His jaw tightened. The only visible reaction, but visible.

"What do you think you know," he said, and the way he said it made clear it wasn't a question he expected a satisfying answer to.

"Enough," she said. "I know it feeds on connection. I know it's taken every woman brought to this castle. I know you've known that the whole time and kept bringing them anyway."

The room felt smaller suddenly.

His eyes hadn't moved from her face.

"You should be more careful," he said quietly, "about what you accuse me of."
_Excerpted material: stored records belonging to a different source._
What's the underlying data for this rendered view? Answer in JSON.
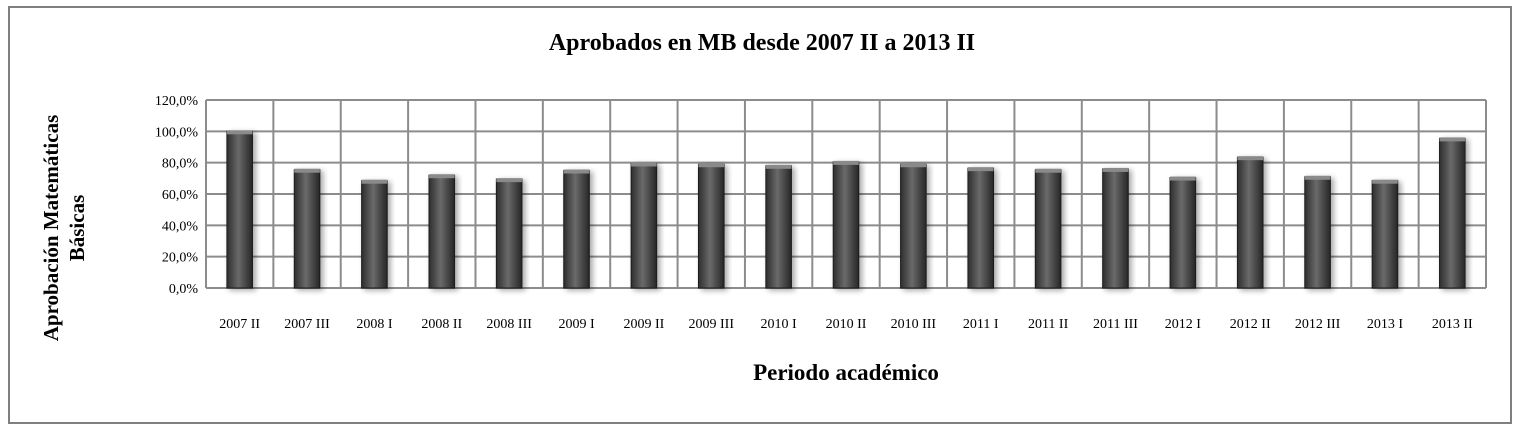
{
  "chart_data": {
    "type": "bar",
    "title": "Aprobados en MB desde 2007 II a 2013 II",
    "xlabel": "Periodo académico",
    "ylabel": [
      "Aprobación Matemáticas",
      "Básicas"
    ],
    "categories": [
      "2007 II",
      "2007 III",
      "2008 I",
      "2008 II",
      "2008 III",
      "2009 I",
      "2009 II",
      "2009 III",
      "2010 I",
      "2010 II",
      "2010 III",
      "2011 I",
      "2011 II",
      "2011 III",
      "2012 I",
      "2012 II",
      "2012 III",
      "2013 I",
      "2013 II"
    ],
    "values": [
      100.0,
      75.5,
      68.5,
      72.0,
      69.5,
      75.0,
      79.5,
      79.0,
      78.0,
      80.5,
      79.0,
      76.5,
      75.5,
      76.0,
      70.5,
      83.5,
      71.0,
      68.5,
      95.5
    ],
    "ylim": [
      0,
      120
    ],
    "yticks": [
      "0,0%",
      "20,0%",
      "40,0%",
      "60,0%",
      "80,0%",
      "100,0%",
      "120,0%"
    ],
    "grid": true,
    "bar_color": "#4d4d4d",
    "legend": "none"
  }
}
"I'm not accusing," she said. "I'm stating. There's a difference."

Another silence.

Longer this time.

He studied her with that calculating expression and she studied him back and neither of them looked away and the fire that wasn't lit somehow made the room feel warm anyway or maybe that was just the mark on her wrist radiating heat up her arm.

"Vael'kira," he said.

The word hit her like cold water.

Her expression didn't change but something behind her eyes did and she knew he saw it because his own expression shifted in response — sharpening, focusing, the way a person looked when they had just confirmed something they had suspected.

"You know what you are," he said.

"No," she said honestly. "I know the word. I don't know what it means."

He looked at her for a long moment.

Something moved behind his eyes. Complex and fast and gone before she could read it.

"It means," he said slowly, as though choosing each word with the care of someone who knew words were the sharpest weapons in most rooms, "that you are not here because the mark chose you."

Nyra waited.

"It means you are here because you chose the mark."

The silence after that was different from all the previous silences.

Heavier. Fuller. The kind that came after something true had been said out loud for the first time.

Nyra felt her wrist pulse.

Once. Slow.

Like confirmation.

She looked at him.

He looked at her.

And for the first time since she had arrived in this castle, she felt the edges of her carefully maintained composure shift — not break, not even crack — just shift, like something underneath it had moved.

"Get out," he said.

Not cruelly.

Almost quietly.

Like a man who had just felt something he didn't want to feel and had identified the source of it.

Nyra held his gaze for one more second.

Then she turned and walked to the door.

Her hand found the frame.

"The portraits," she said, without turning back. "Did you paint them yourself?"

Silence.

Then — low, almost inaudible:

"Go."

She went.

But she had heard what lived inside that single word.

Not anger.

Something rawer than that.

Something that had no business being in the voice of a man who felt nothing.